3) The scribes range from well-known music journalists, scholars and even musicians (The Decemberists’ frontman Colin Meloy contributed a surprisingly disappointing self-indulged look at The Replacements Let It Be), giving each book a unique voice to tell the story of each album.

4) At eight to ten bucks a hit these books are cheap companion pieces to albums you already own or ones you may want to indulge in (and no I am not a savvy member of the company’s PR department, but rather a humble fan of the series who has been hooked ever since I discovered them two years ago).

5) Finally, with an entire history of noteworthy albums at their disposal and fans all around the world eager to learn more about the records that hold a special place in their hearts (the series’ official blog encourages readers to voice their opinions of which albums should be chronicled next), the possibilities for this series are endless.

The impressive canon so far is bound to provide at least something for everyone, from casual listeners to “High Fidelity”esque music elitists. Some books that I’ve read are disappointing (the daunting edition on Zeppelin’s IV spends more time discussing the mystery behind the band’s use of “zoso” mystic symbols/identities and fascination with the occult than the record’s conception or music) while other subject choices are a bit baffling (book #7 tackles ABBA Gold, a greatest hits compilation of the boisterous 70s Swedish band’s disco blahs and this December marks the release of a book examining Céline Dion’s Let’s Talk About Love). Still, because the series taps into every pop genre and sub genre spanning the second half of the 20th century, the books are in many ways a complete modern musical history told one signature album at a time.

Bookstores around the world are saturated with writings and ramblings on popular music. While an entire encyclopedia devoted to the career of Bob Dylan or the making of Revolver is warranted and welcome amongst avid music lovers, there is something comforting about the 33 1/3 series, which seeks out the less obvious album gems. Rather than utilizing pompous music historians the majority of this series channels the best music writers, the faithful fans.

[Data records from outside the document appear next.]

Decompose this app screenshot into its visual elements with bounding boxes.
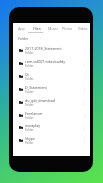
staticText: Files — [33, 26, 41, 31]
staticText: Folder — [25, 116, 34, 120]
button[interactable]: Qi — [13, 70, 90, 83]
staticText: Folder — [25, 64, 34, 68]
staticText: Video — [78, 26, 88, 31]
button[interactable]: Video — [75, 23, 90, 33]
staticText: Folder — [18, 36, 29, 41]
staticText: Folder — [25, 128, 34, 132]
staticText: Music — [48, 26, 58, 31]
staticText: D_Statement — [25, 85, 47, 90]
staticText: com.vid007.videobuddy — [25, 59, 66, 64]
button[interactable]: novaplay — [13, 121, 90, 134]
staticText: du_gdt_download — [25, 98, 56, 103]
button[interactable]: D_Statement — [13, 83, 90, 96]
staticText: App — [18, 26, 25, 31]
staticText: Folder — [25, 51, 34, 55]
staticText: Photo — [62, 26, 73, 31]
staticText: Folder — [25, 90, 34, 94]
button[interactable]: App — [13, 23, 29, 33]
staticText: novaplay — [25, 123, 41, 128]
staticText: Folder — [25, 141, 34, 145]
button[interactable]: Photo — [60, 23, 75, 33]
staticText: Freelancer — [25, 111, 43, 116]
button[interactable]: Files — [29, 23, 45, 33]
button[interactable]: 2017-2018_Statement — [13, 44, 90, 57]
button[interactable]: com.vid007.videobuddy — [13, 57, 90, 70]
button[interactable]: Skype — [13, 134, 90, 147]
staticText: Qi — [25, 72, 29, 77]
staticText: 2017-2018_Statement — [25, 46, 62, 51]
staticText: Skype — [25, 136, 35, 141]
staticText: Folder — [25, 103, 34, 107]
button[interactable]: Music — [45, 23, 60, 33]
staticText: Folder — [25, 77, 34, 81]
button[interactable]: du_gdt_download — [13, 96, 90, 109]
button[interactable]: Freelancer — [13, 109, 90, 122]
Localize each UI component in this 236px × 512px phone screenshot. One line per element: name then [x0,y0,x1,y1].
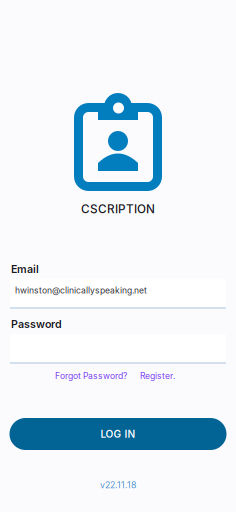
button[interactable]: Forgot Password? [55,371,127,381]
staticText: CSCRIPTION [81,202,155,216]
button[interactable]: Register. [140,371,175,381]
staticText: v22.11.18 [100,480,136,490]
button[interactable]: LOG IN [10,418,226,450]
staticText: LOG IN [100,428,136,440]
staticText: Email [11,262,39,275]
staticText: Register. [140,371,175,381]
staticText: Password [11,318,62,330]
staticText: hwinston@clinicallyspeaking.net [15,285,147,296]
staticText: Forgot Password? [55,371,127,381]
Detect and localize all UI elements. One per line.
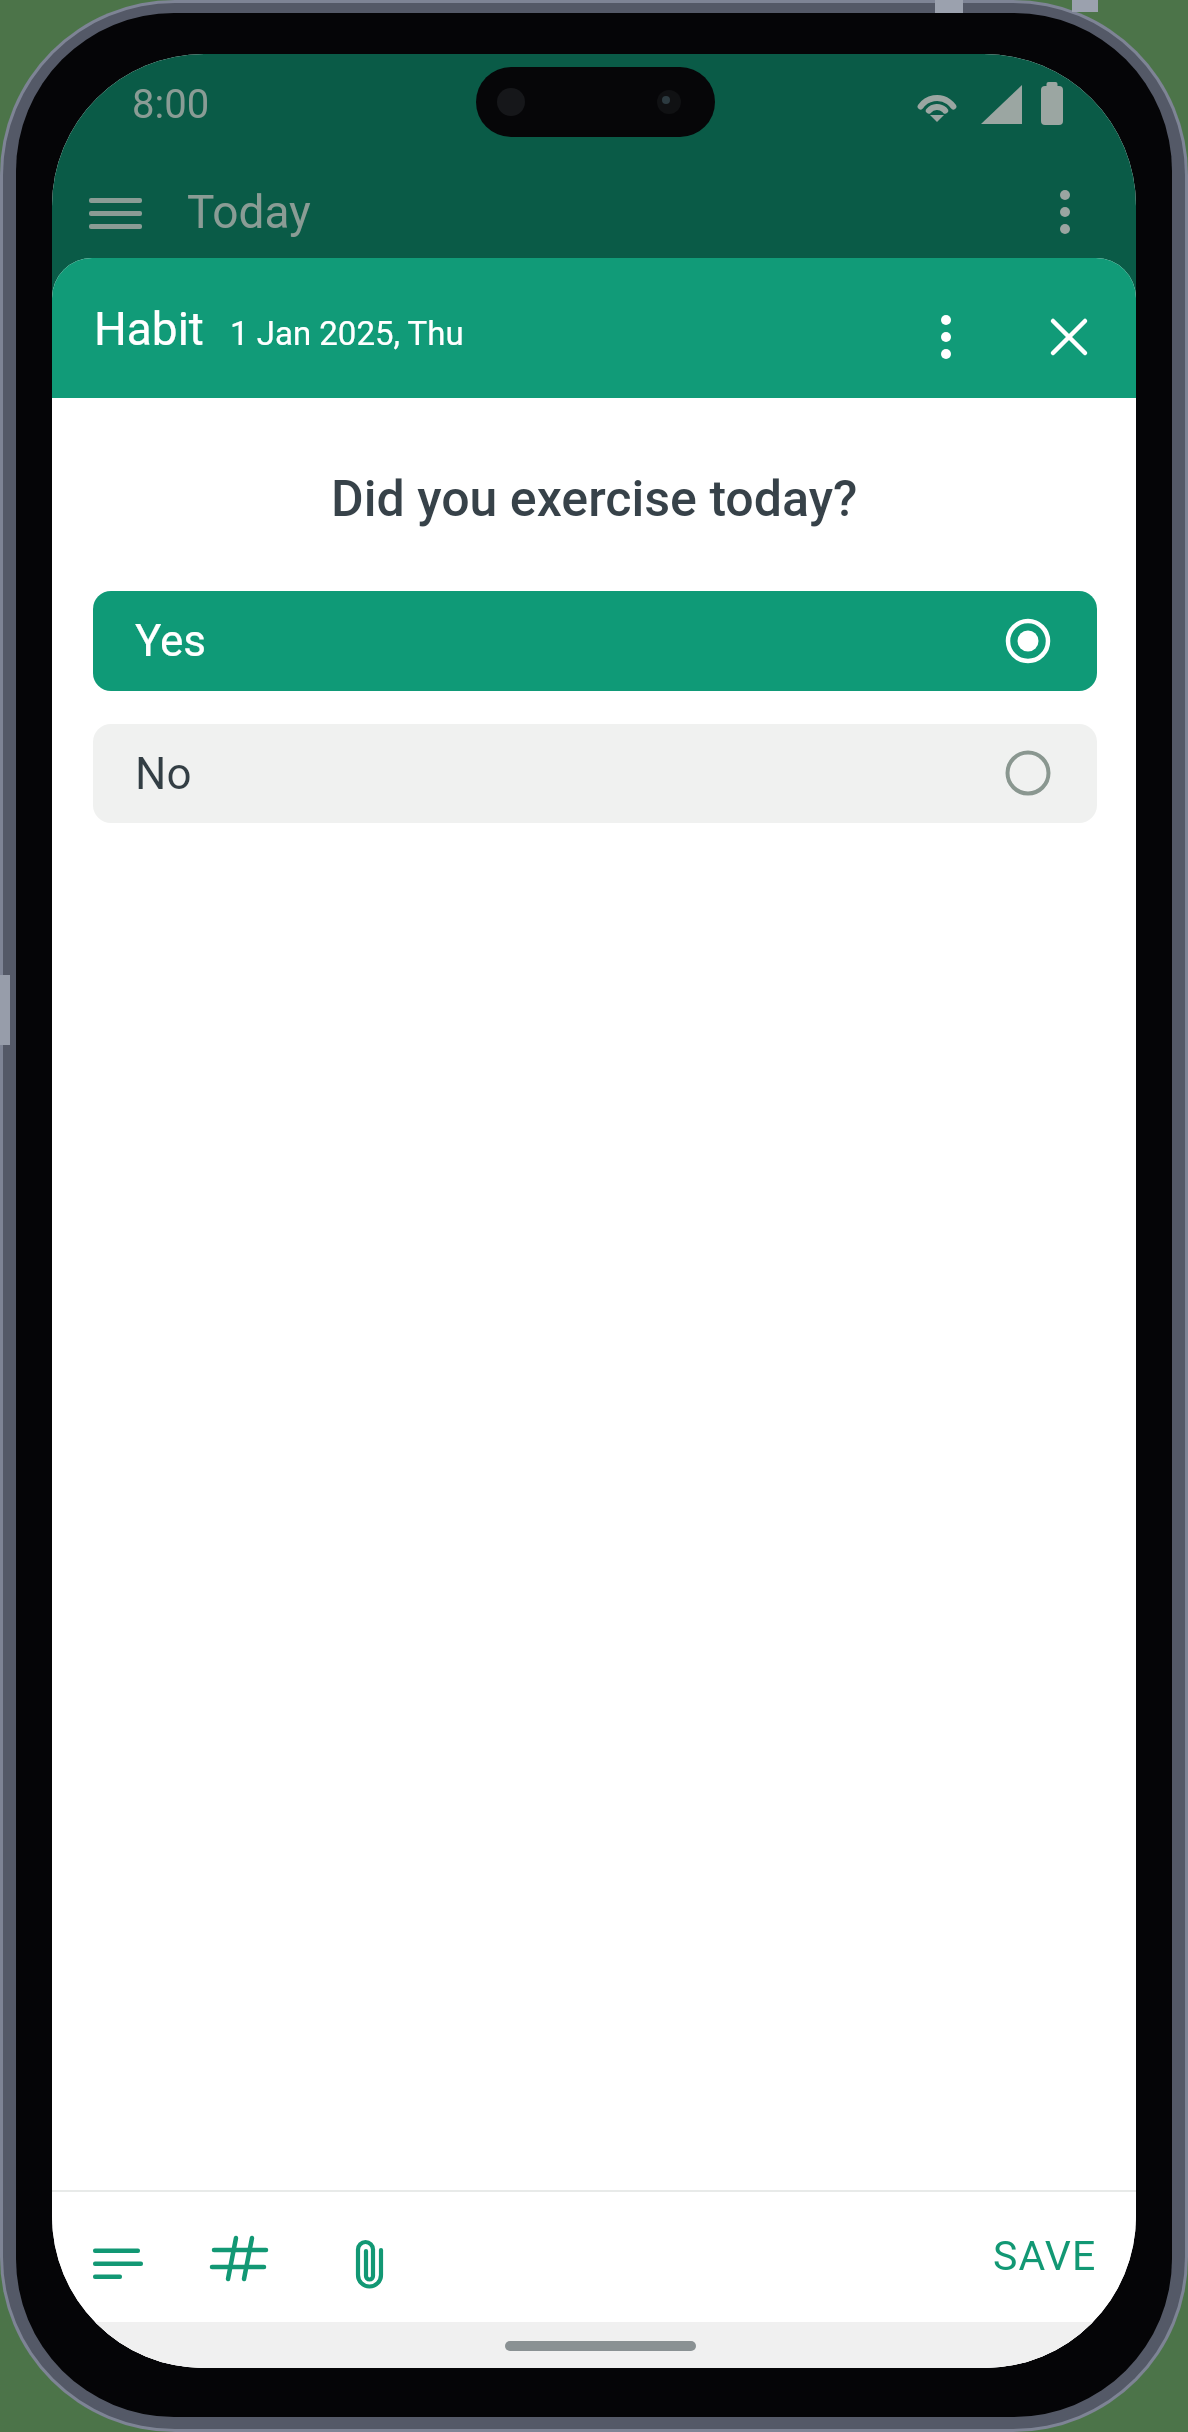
- staticText: Today: [187, 185, 311, 239]
- staticText: 8:00: [132, 81, 210, 128]
- button[interactable]: [202, 2218, 282, 2290]
- staticText: SAVE: [993, 2232, 1097, 2280]
- staticText: Yes: [135, 615, 207, 667]
- button[interactable]: [77, 2237, 157, 2309]
- button[interactable]: SAVE: [977, 2223, 1112, 2289]
- button[interactable]: [1045, 313, 1093, 361]
- button[interactable]: [926, 309, 966, 365]
- staticText: Did you exercise today?: [331, 470, 858, 529]
- staticText: Habit: [94, 302, 204, 356]
- button[interactable]: [1045, 184, 1085, 240]
- button[interactable]: Yes: [93, 591, 1097, 691]
- button[interactable]: [82, 189, 152, 239]
- button[interactable]: [337, 2218, 407, 2290]
- staticText: No: [135, 748, 192, 800]
- staticText: 1 Jan 2025, Thu: [230, 314, 464, 353]
- button[interactable]: No: [93, 724, 1097, 823]
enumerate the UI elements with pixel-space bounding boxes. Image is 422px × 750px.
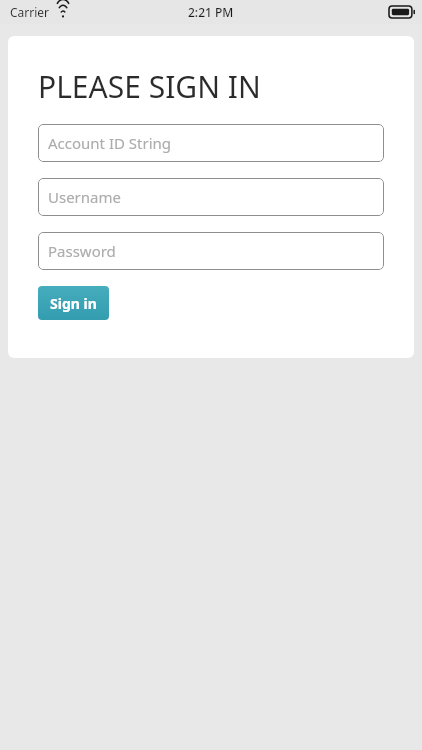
staticText: 2:21 PM [188, 4, 234, 20]
staticText: Password [48, 241, 116, 261]
button[interactable]: Password [38, 232, 384, 270]
staticText: Account ID String [48, 133, 172, 153]
other: Battery full [389, 6, 415, 18]
staticText: PLEASE SIGN IN [38, 66, 261, 107]
other: Wi-Fi signal [56, 7, 70, 18]
button[interactable]: Account ID String [38, 124, 384, 162]
button[interactable]: Username [38, 178, 384, 216]
button[interactable]: Sign in [38, 286, 109, 320]
staticText: Carrier [10, 4, 50, 20]
staticText: Username [48, 187, 121, 207]
staticText: Sign in [50, 294, 97, 313]
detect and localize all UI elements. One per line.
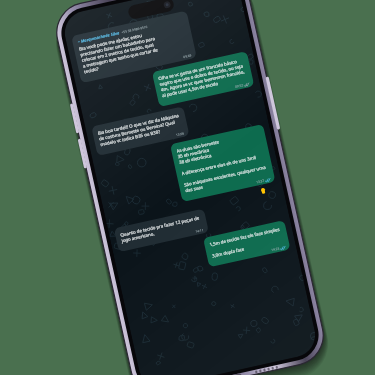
button[interactable]: WhatsApp conversation on phone [0, 0, 375, 375]
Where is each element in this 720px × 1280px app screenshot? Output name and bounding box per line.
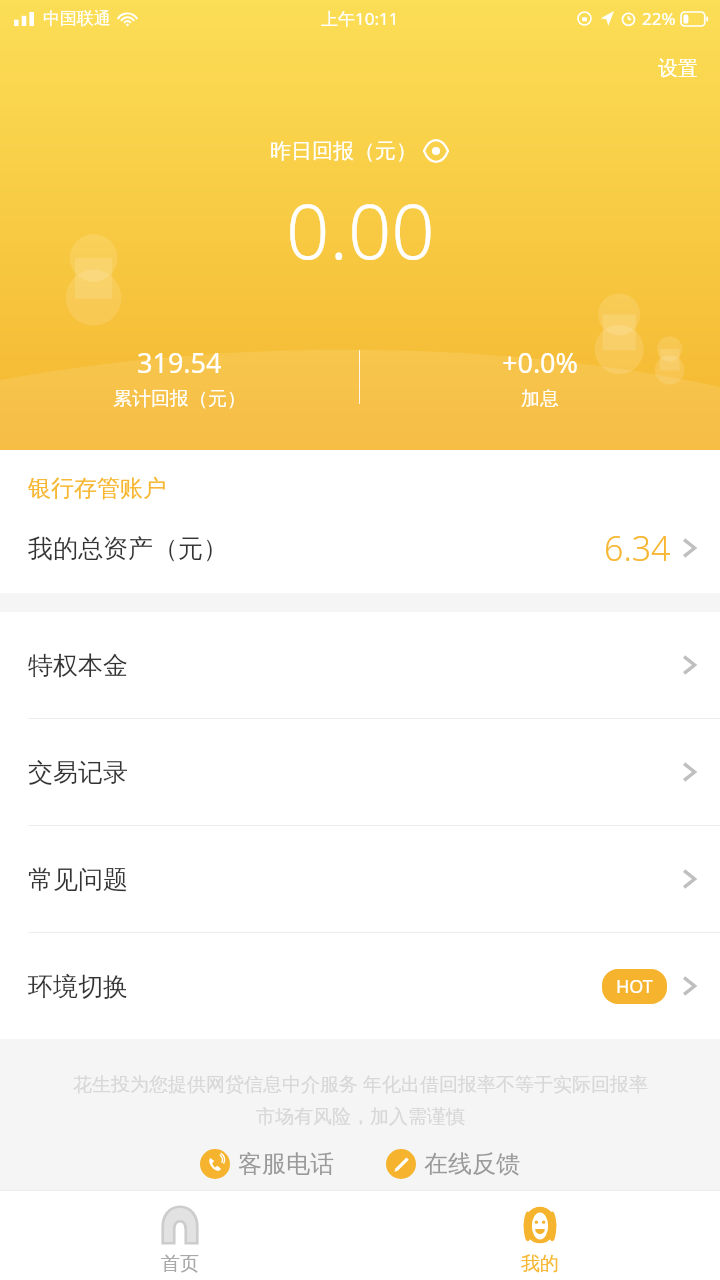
staticText: 中国联通 [43,8,111,29]
button[interactable]: 显示或隐藏金额 [421,139,451,163]
button[interactable]: 特权本金 [0,612,720,718]
staticText: 我的 [521,1252,559,1276]
staticText: 客服电话 [238,1149,334,1179]
button[interactable]: 常见问题 [0,826,720,932]
staticText: 6.34 [604,525,671,571]
staticText: 在线反馈 [424,1149,520,1179]
staticText: 交易记录 [28,757,128,788]
button[interactable]: 我的 [360,1196,720,1276]
button[interactable]: 在线反馈 [382,1145,524,1183]
staticText: 22% [642,7,676,30]
staticText: 首页 [161,1252,199,1276]
staticText: +0.0% [502,344,579,381]
staticText: 累计回报（元） [113,387,246,411]
staticText: 设置 [658,56,698,81]
staticText: 常见问题 [28,864,128,895]
staticText: 319.54 [137,344,222,381]
staticText: 0.00 [286,178,435,282]
staticText: 花生投为您提供网贷信息中介服务 年化出借回报率不等于实际回报率 [73,1071,648,1097]
button[interactable]: 环境切换 [0,933,720,1039]
staticText: 我的总资产（元） [28,533,228,564]
staticText: 市场有风险，加入需谨慎 [256,1105,465,1129]
staticText: 银行存管账户 [28,474,166,503]
button[interactable]: 首页 [0,1196,360,1276]
button[interactable]: +0.0% [360,344,720,411]
button[interactable]: 客服电话 [196,1145,338,1183]
staticText: 上午10:11 [321,7,399,30]
button[interactable]: 银行存管账户 [0,450,720,593]
staticText: 环境切换 [28,971,128,1002]
button[interactable]: 319.54 [0,344,359,411]
staticText: 加息 [521,387,559,411]
button[interactable]: 设置 [636,48,720,89]
button[interactable]: 交易记录 [0,719,720,825]
staticText: HOT [616,974,653,999]
staticText: 特权本金 [28,650,128,681]
staticText: 昨日回报（元） [270,138,417,164]
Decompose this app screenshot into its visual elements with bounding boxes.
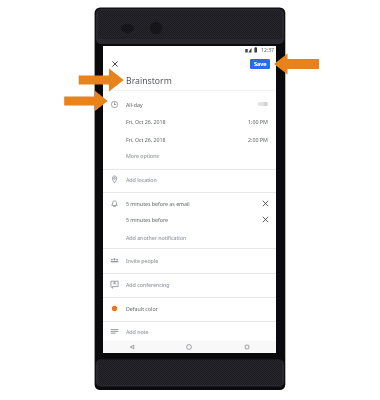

We all have a short list of albums that truly changed our lives and what’s nice about this series is that there are others out there who share the same passions. For every Beatles or Stones aficionado there is someone who is equally passionate about a lesser-known group like The Minutemen (book #45 Double Nickels on the Dime) or Love (book #2 Forever Changes), or a singer songwriter like PJ Harvey (book #48 Rid of Me). The 33 1/3 series serves as a vehicle for the communal appreciation of great music going above and beyond the content found on the liner notes of the albums we love and cherish.